Fast Policy Learning through Imitation and Reinforcement

Imitation learning (IL) consists of a set of tools that leverage expert demonstrations to quickly learn policies. However, if the expert is suboptimal, IL can yield policies with inferior performance compared to reinforcement learning (RL). In this paper, we aim to provide an algorithm that combines the best aspects of RL and IL. We accomplish this by formulating several popular RL and IL algorithms in a common mirror descent framework, showing that these algorithms can be viewed as a variation on a single approach. We then propose LOKI, a strategy for policy learning that first performs a small but random number of IL iterations before switching to a policy gradient RL method. We show that if the switching time is properly randomized, LOKI can learn to outperform a suboptimal expert and converge faster than running policy gradient from scratch. Finally, we evaluate the performance of LOKI experimentally in several simulated environments.

Deep Forward and Inverse Perceptual Models for Tracking and Prediction

We consider the problems of learning forward models that map state to high-dimensional images and inverse models that map high-dimensional images to state in robotics. Specifically, we present a perceptual model for generating video frames from state with deep networks, and provide a framework for its use in tracking and prediction tasks. We show that our proposed model greatly outperforms standard deconvolutional methods and GANs for image generation, producing clear, photo-realistic images. We also develop a convolutional neural network model for state estimation and compare the result to an Extended Kalman Filter to estimate robot trajectories. We validate all models on a real robotic system.
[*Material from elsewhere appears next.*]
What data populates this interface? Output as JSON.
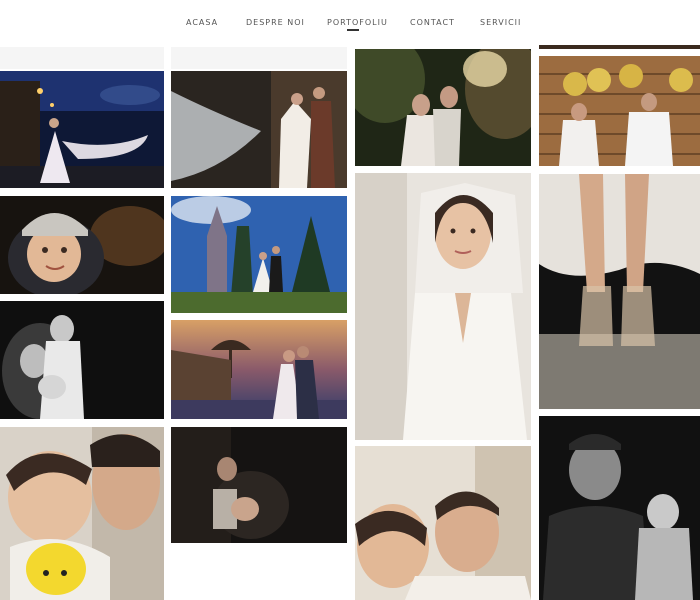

Convergence of Value Aggregation for Imitation Learning

Value aggregation is a general framework for solving imitation learning problems. Based on the idea of data aggregation, it generates a policy sequence by iteratively interleaving policy optimization and evaluation in an online learning setting. While the existence of a good policy in the policy sequence can be guaranteed non-asymptotically, little is known about the convergence of the sequence or the performance of the last policy. In this paper, we debunk the common belief that value aggregation always produces a convergent policy sequence with improving performance. Moreover, we identify a critical stability condition for convergence and provide a tight non-asymptotic bound on the performance of the last policy. These new theoretical insights let us stabilize problems with regularization, which removes the inconvenient process of identifying the best policy in the policy sequence in stochastic problems.

Variational Inference for Gaussian Process Models with Linear Complexity

Large-scale Gaussian process inference has long faced practical challenges due to time and space complexity that is superlinear in dataset size. While sparse variational Gaussian process models are capable of learning from large-scale data, standard strategies for sparsifying the model can prevent the approximation of complex functions. In this work, we propose a novel variational Gaussian process model that decouples the representation of mean and covariance functions in reproducing kernel Hilbert space. We show that this new parametrization generalizes previous models. Furthermore, it yields a variational inference problem that can be solved by stochastic gradient ascent with time and space complexity that is only linear in the number of mean function parameters, regardless of the choice of kernels, likelihoods, and inducing points. This strategy makes the adoption of large-scale expressive Gaussian process models possible. We run several experiments on regression tasks and show that this decoupled approach greatly outperforms previous sparse variational Gaussian process inference procedures.